List-I Reaction		List-II Catalyst
A	$4N{H}_3(g)+5O_2(g)\to 4NO(g)+6H_{2}O(g)$	I	NO(g)
B	$N_2(g)+3H_2(g)\to 2N{H}_3(g)$	II	$H_{2}S{O}_4(l)$
C	$C_{12}{H}_{22}{O}_{11}(aq)H_{2}O(l)\to \text{ (Glucose) }+C_6{H}_{12}{O}_6{C}_6{H}_{12}{O}_6$	III	Pt(s)
D	$2S{O}_2(g)+O_2(g)\to 2S{O}_3(g)$	IV	Fe(s)

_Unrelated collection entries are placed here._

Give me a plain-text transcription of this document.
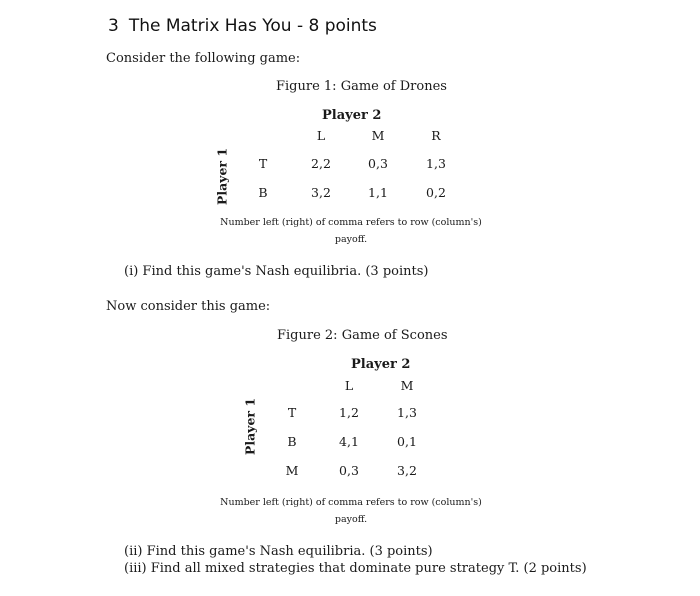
3 The Matrix Has You - 8 points
Consider the following game:
Figure 1: Game of Drones
Player 2
L	M	R
Player 1	T	2,2	0,3	1,3
B	3,2	1,1	0,2
Number left (right) of comma refers to row (column's)
payoff.
(i) Find this game's Nash equilibria. (3 points)
Now consider this game:
Figure 2: Game of Scones
Player 2
L	M
Player 1	T	1,2	1,3
B	4,1	0,1
M	0,3	3,2
Number left (right) of comma refers to row (column's)
payoff.
(ii) Find this game's Nash equilibria. (3 points)
(iii) Find all mixed strategies that dominate pure strategy T. (2 points)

Choose the correct answer from the options given below :

• A. (A) - (II), (B) - (III), (C) - (I), (D) - (IV)
• B. (A) - (III), (B) - (II), (C) - (I), (D) - (IV)
• C. (A) - (III), (B) - (IV), (C) - (II), (D) - (I)
• D. (A) - (III), (B) - (II), (C) - (IV), (D) - (I)

Answer 1

Answer: (A)

(a)$4N{H}_3(g)+5O_2(g)\stackrel{Pt(s)}{\to }4NO(g)+6H_{2}O(g)$
Ostwald process $500K$
(b) $N_2+3H_2\stackrel{Fe(s)}{\to }2N{H}_3(g)$
Haber's process
(c)
$C_{12}{H}_{22}{O}_{11}\text{ (aq.) }+H_{2}O(\ell )\stackrel{H^{+}}{\to }\underset{\text{ (glucose) }}{C_6{H}_{12}{O}_6}+\underset{\text{ (fructose) }}{C_6{H}_{12}{O}_6}$
Inversion of sugar cane
(d) $2S{O}_2(g)+O_2(g)\stackrel{NO(g)}{\to }2S{O}_3(g)$